Bungee Videos

Here are our videos of the Bungee jump we did a few weeks ago at Last Resort in Nepal. Many thanks to Laura’s Dad Alan for uploading these so quickly!

As you can see, we enjoyed it – thanks again to Market Risk for the leaving gift that funded our leap 160m off a bridge…

Laura

Laura's jump into the abyss

Laura's jump into the abyss


Simon

Simon's leap of faith

Simon's leap of faith

Not quite the last resort

So today we have some good news, some bad news, and some good news to finish. Given that we were due to be jumping off a bridge over a gorge attached to nothing but a glorified elastic band, that might be enough to make you queasy, but rest assured!

First up – we did it! We actually went to The Last Resort and bungee jumped today, and are alive (and generally well) to tell the tale. Permit me to set the scene:
a tree-lined gorge in the north-east of Nepal, near the border with Tibet, with a frothing brown river deep down below. Spanning the gap, a pedestrian steel suspension bridge stretched taut between concrete anchors in the mountainside. Not unlike the classic Indiana Jones rope bridge from the movies, only made of steel, well anchored, and safe. Ok, so quite unlike it, but the shape and breadth is more or less right – perhaps 1.5m wide and 100m from end to end. Oh yes, and a drop of about 160m beneath. The people on the ground below that we were aiming for (ok, you don’t aim in bungee apparently but you get the picture) were about the size of baby ants.

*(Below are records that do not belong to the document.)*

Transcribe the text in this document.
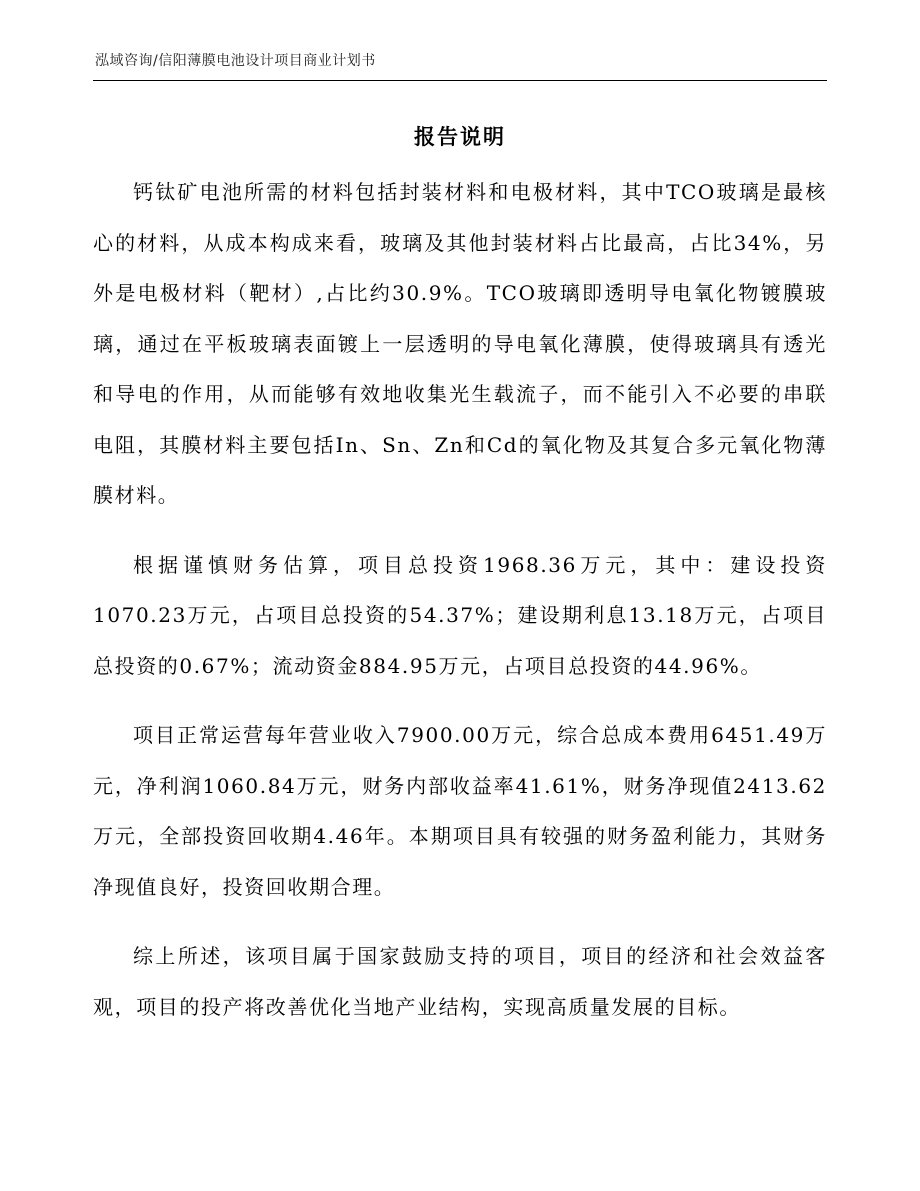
泓域咨询/信阳薄膜电池设计项目商业计划书
报告说明

钙钛矿电池所需的材料包括封装材料和电极材料，其中TCO玻璃是最核心的材料，从成本构成来看，玻璃及其他封装材料占比最高，占比34%，另外是电极材料（靶材）,占比约30.9%。TCO玻璃即透明导电氧化物镀膜玻璃，通过在平板玻璃表面镀上一层透明的导电氧化薄膜，使得玻璃具有透光和导电的作用，从而能够有效地收集光生载流子，而不能引入不必要的串联电阻，其膜材料主要包括In、Sn、Zn和Cd的氧化物及其复合多元氧化物薄膜材料。

根据谨慎财务估算，项目总投资1968.36万元，其中：建设投资1070.23万元，占项目总投资的54.37%；建设期利息13.18万元，占项目总投资的0.67%；流动资金884.95万元，占项目总投资的44.96%。

项目正常运营每年营业收入7900.00万元，综合总成本费用6451.49万元，净利润1060.84万元，财务内部收益率41.61%，财务净现值2413.62万元，全部投资回收期4.46年。本期项目具有较强的财务盈利能力，其财务净现值良好，投资回收期合理。

综上所述，该项目属于国家鼓励支持的项目，项目的经济和社会效益客观，项目的投产将改善优化当地产业结构，实现高质量发展的目标。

So we edged out s l o w l y off the bridge, paused and trembled, spread our arms like birds (no, really we did!) then toppled and tumbled and hurtled and yelped (and screamed), and, well, bounced. And then did it again on the following bounce, with spinning for style points. And in about the time it took you to read that (you did pause for the punctuation, didn’t you?), it was over. 160m (let’s say 140 for safety) in about five seconds. Not bad for a human powered (we had to walk back up) effort!

There’s a great moment after the bungee as you’re being lowered to the ground hanging from the cord and they’re pulling you in to the landing zone on a pole when you can pretend to be superman. Obviously it would have been better to be wearing a red cape, but I felt that singing the theme tune loudly more than made up for it. The guys running the thing gave me a bit of an odd look and I wasn’t sure if for a moment they were going to let go and have me ping back up skywards (arms outstretched of course). Sadly they let it pass. Reverse bungee? Gotta be possible, right?

Anyway, bungee good, two very happy bouncers. Video to follow, once the DVDs we ordered make it back to England and onto the web.

Now for the bad news. Late afternoon we went to move into our tent for the night, only to be told it didn’t exist. Some communications breakdown between their office in Kathmandu meant that even though we’d paid in full a few days before, we didn’t have beds. They offered us a festival style dome tent instead but given that this was meant to be a luxury resort, it didn’t quite cut the mustard.

And so to the concluding good news : a full refund! It may have had something to do with our dashing good looks; it may have been thanks to our witty charm and scintillating conversation; or it may have had something to do
with a conversation that involved angry faces, slightly raised voices, and possible mention of the words ‘honeymoon’ and ‘my wife and I’*. (In case there is any confusion, Laura and I are not married or indeed together, happily or otherwise). The bungee thrill of earlier tastes all the better in retrospect now that it cost us nothing. How about that for a rebound!

So the gift of the Last Resort from my generous team at work (hello Market Risk) becomes the gift that keeps on giving – we’re now planning where to spend it next!

The change in plans means we now have a couple of days in hand, so the current idea is to quit Kathmandu (where we now are, yet again) tomorrow, for the lovely lakeside Pokhara, before heading on to Delhi and our lovely Norwegian friends in a few days time.

Simon

* It was very tempting to pepper the conversation with unhelpful but location-humorous phrases like “there’s no choice”, “the final straw”, and (obviously) “the last resort”, but we felt that might undermine our argument and indicate that we were slightly enjoying ourselves.